Être Chocolat [ètre Sòkòla]

Fog. A. Foottit et Chocolat.

[ètre Sòkòla] (loc. verb. CIRQ.)
SYN. Être floué, berné, s’être fait avoir.

George Foottit et Rafael Patodos étaient copains comme cochons. Les deux lascars s’étaient rencontrés en 1895 à Paris et avaient conquis le public grâce à leurs numéros comiques qu’ils exécutaient sur la piste du Nouveau Cirque, rue Saint-Honoré.

Dans cet antre néo-rococo bourré de glaces et de lustres, de moulures dorées et de tapisseries chargées comme l’haleine d’un poivrot du Balto, les deux compères incarnent Foottit et Chocolat, clown blanc et sérieux pour l’un, auguste pour l’autre. Et l’on va s’esclaffer de bon cœur pendant quinze ans à chaque fois que l’un enverra une tarte à la crème dans la poire de l’autre ou que l’autre se prendra les pieds dans le tapis¹.

T’es Chocolat !

Leur succès (trois mille spectateurs du Tout Paris les applaudissent chaque soir) va forger l’expression être Chocolat, Chocolat l’étant à chaque fois qu’il se fait berner par le rusé Foottit.

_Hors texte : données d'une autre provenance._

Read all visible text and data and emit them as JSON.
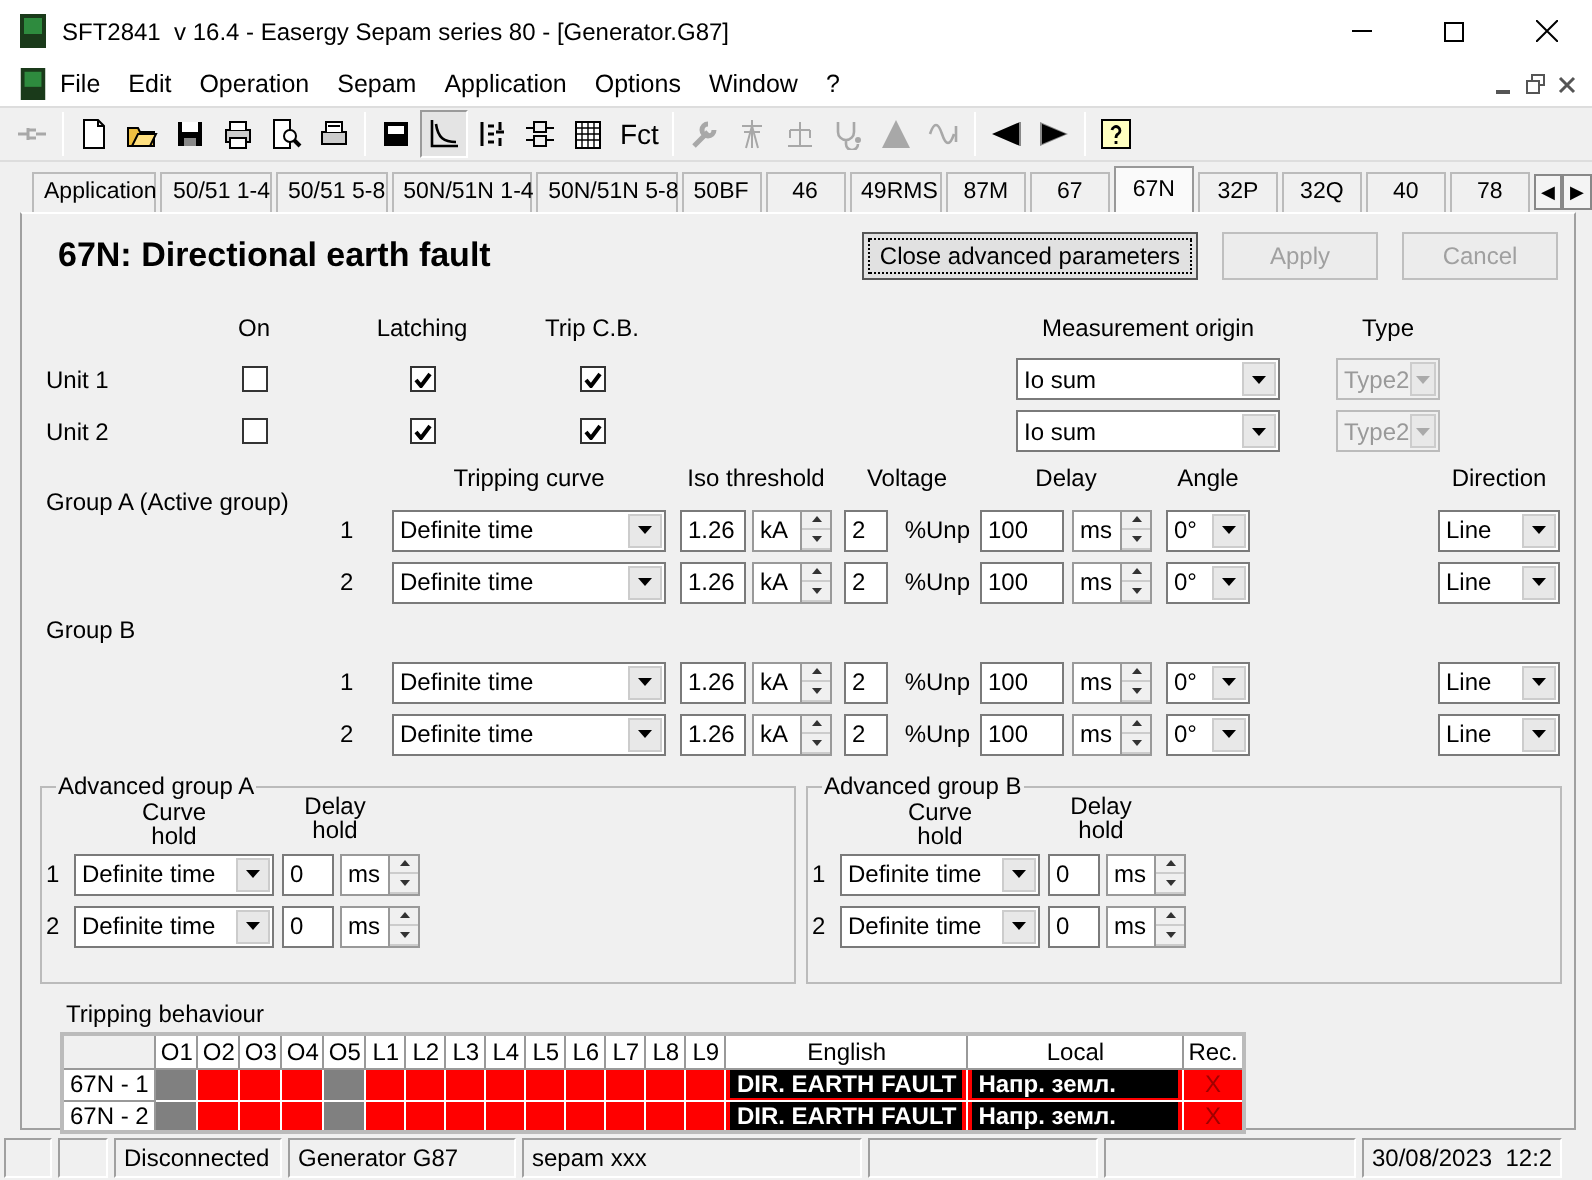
{
  "window": {
    "title": "SFT2841  v 16.4 - Easergy Sepam series 80 - [Generator.G87]"
  },
  "menu": [
    "File",
    "Edit",
    "Operation",
    "Sepam",
    "Application",
    "Options",
    "Window",
    "?"
  ],
  "toolbar": {
    "function_label": "Fct",
    "buttons": [
      {
        "disabled": true,
        "pressed": false
      },
      {
        "disabled": false,
        "pressed": false
      },
      {
        "disabled": false,
        "pressed": false
      },
      {
        "disabled": false,
        "pressed": false
      },
      {
        "disabled": false,
        "pressed": false
      },
      {
        "disabled": false,
        "pressed": false
      },
      {
        "disabled": false,
        "pressed": false
      },
      {
        "disabled": false,
        "pressed": false
      },
      {
        "disabled": false,
        "pressed": true
      },
      {
        "disabled": false,
        "pressed": false
      },
      {
        "disabled": false,
        "pressed": false
      },
      {
        "disabled": false,
        "pressed": false
      },
      {
        "disabled": true,
        "pressed": false
      },
      {
        "disabled": true,
        "pressed": false
      },
      {
        "disabled": true,
        "pressed": false
      },
      {
        "disabled": true,
        "pressed": false
      },
      {
        "disabled": true,
        "pressed": false
      },
      {
        "disabled": true,
        "pressed": false
      },
      {
        "disabled": false,
        "pressed": false
      },
      {
        "disabled": false,
        "pressed": false
      },
      {
        "disabled": false,
        "pressed": false
      }
    ]
  },
  "tabs": [
    {
      "label": "Application",
      "selected": false
    },
    {
      "label": "50/51 1-4",
      "selected": false
    },
    {
      "label": "50/51 5-8",
      "selected": false
    },
    {
      "label": "50N/51N 1-4",
      "selected": false
    },
    {
      "label": "50N/51N 5-8",
      "selected": false
    },
    {
      "label": "50BF",
      "selected": false
    },
    {
      "label": "46",
      "selected": false
    },
    {
      "label": "49RMS",
      "selected": false
    },
    {
      "label": "87M",
      "selected": false
    },
    {
      "label": "67",
      "selected": false
    },
    {
      "label": "67N",
      "selected": true
    },
    {
      "label": "32P",
      "selected": false
    },
    {
      "label": "32Q",
      "selected": false
    },
    {
      "label": "40",
      "selected": false
    },
    {
      "label": "78",
      "selected": false
    }
  ],
  "tab_scroll": [
    "◀",
    "▶"
  ],
  "panel": {
    "heading": "67N: Directional earth fault",
    "buttons": [
      {
        "label": "Close advanced parameters",
        "disabled": false
      },
      {
        "label": "Apply",
        "disabled": true
      },
      {
        "label": "Cancel",
        "disabled": true
      }
    ]
  },
  "units": {
    "columns": [
      "On",
      "Latching",
      "Trip C.B.",
      "Measurement origin",
      "Type"
    ],
    "rows": [
      {
        "label": "Unit 1",
        "on": false,
        "latching": true,
        "trip_cb": true,
        "measurement_origin": "Io sum",
        "type": "Type2",
        "type_disabled": true
      },
      {
        "label": "Unit 2",
        "on": false,
        "latching": true,
        "trip_cb": true,
        "measurement_origin": "Io sum",
        "type": "Type2",
        "type_disabled": true
      }
    ]
  },
  "groups": {
    "columns": [
      "Tripping curve",
      "Iso threshold",
      "Voltage",
      "Delay",
      "Angle",
      "Direction"
    ],
    "items": [
      {
        "label": "Group A  (Active group)",
        "rows": [
          {
            "index": "1",
            "curve": "Definite time",
            "threshold": "1.26",
            "threshold_unit": "kA",
            "voltage": "2",
            "voltage_unit": "%Unp",
            "delay": "100",
            "delay_unit": "ms",
            "angle": "0°",
            "direction": "Line"
          },
          {
            "index": "2",
            "curve": "Definite time",
            "threshold": "1.26",
            "threshold_unit": "kA",
            "voltage": "2",
            "voltage_unit": "%Unp",
            "delay": "100",
            "delay_unit": "ms",
            "angle": "0°",
            "direction": "Line"
          }
        ]
      },
      {
        "label": "Group B",
        "rows": [
          {
            "index": "1",
            "curve": "Definite time",
            "threshold": "1.26",
            "threshold_unit": "kA",
            "voltage": "2",
            "voltage_unit": "%Unp",
            "delay": "100",
            "delay_unit": "ms",
            "angle": "0°",
            "direction": "Line"
          },
          {
            "index": "2",
            "curve": "Definite time",
            "threshold": "1.26",
            "threshold_unit": "kA",
            "voltage": "2",
            "voltage_unit": "%Unp",
            "delay": "100",
            "delay_unit": "ms",
            "angle": "0°",
            "direction": "Line"
          }
        ]
      }
    ]
  },
  "advanced": [
    {
      "title": "Advanced group A",
      "columns": [
        "Curve hold",
        "Delay hold"
      ],
      "rows": [
        {
          "index": "1",
          "curve": "Definite time",
          "delay": "0",
          "delay_unit": "ms"
        },
        {
          "index": "2",
          "curve": "Definite time",
          "delay": "0",
          "delay_unit": "ms"
        }
      ]
    },
    {
      "title": "Advanced group B",
      "columns": [
        "Curve hold",
        "Delay hold"
      ],
      "rows": [
        {
          "index": "1",
          "curve": "Definite time",
          "delay": "0",
          "delay_unit": "ms"
        },
        {
          "index": "2",
          "curve": "Definite time",
          "delay": "0",
          "delay_unit": "ms"
        }
      ]
    }
  ],
  "tripping": {
    "title": "Tripping behaviour",
    "columns": [
      "O1",
      "O2",
      "O3",
      "O4",
      "O5",
      "L1",
      "L2",
      "L3",
      "L4",
      "L5",
      "L6",
      "L7",
      "L8",
      "L9",
      "English",
      "Local",
      "Rec."
    ],
    "rows": [
      {
        "label": "67N - 1",
        "outputs": [
          false,
          true,
          true,
          true,
          false,
          true,
          true,
          true,
          true,
          true,
          true,
          true,
          true,
          true
        ],
        "english": "DIR. EARTH FAULT",
        "local": "Напр. земл.",
        "rec": "X"
      },
      {
        "label": "67N - 2",
        "outputs": [
          false,
          true,
          true,
          true,
          false,
          true,
          true,
          true,
          true,
          true,
          true,
          true,
          true,
          true
        ],
        "english": "DIR. EARTH FAULT",
        "local": "Напр. земл.",
        "rec": "X"
      }
    ]
  },
  "status_bar": [
    "Disconnected",
    "Generator G87",
    "sepam xxx",
    "30/08/2023  12:2"
  ]
}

Être Chocolat ne consiste donc pas à s’enduire de beurre de cacao pour se faire lécher par des goulues en manque ou de gloutons goûteurs, et si d’aucun vous l’a fait croire il vous aura fait Chocolat.

Jusqu’en 1910 être Chocolat s’épanouit dans la langue châtiée comme dans celle des faubourgs tant le statut de clown est alors prestigieux dans toutes les couches de la société (ça se gâtera par la suite mais c’est une autre histoire²). À chaque fois qu’un gogo se fait rouler dans la farine on dit alors qu’il est Chocolat. Et l’on se gausse du gugusse.

Cette même année George et Rafael cessent galipettes et cabrioles, les choses étant de moins en moins à la calembredaine dans un pays qui sort à peine de l’affaire Dreyfus et marche dare-dare vers la Der des der.

On pourra pour autant être Chocolat encore un bon moment après que Chocolat et Foottit ne tirent leur révérence (1917 et 1921), jusqu’à ce que les grands groupes se partageant les 2,5 milliards d’euros du marché français du chocolat ne sifflent la fin de la récréation.

Comme on ne rigole pas avec les bénéfices, à l’aube des années modernes, Mars, Nestlé, Kraft, Cadbury, Ferrero et leurs comparses décident d’envoyer être Chocolat en surannéité. C’est net et sans bavure.

L’expression rejoint au purgatoire du désuet les clowns et leur coussin péteur.

¹C’est Chocolat qui est toujours le souffre-douleur évident dans cette France de la Belle Époque qui ne s’est pas encore penchée sur la question coloniale.
²« Fait le clown en classe » deviendra par exemple une mention infamante pour bulletin scolaire.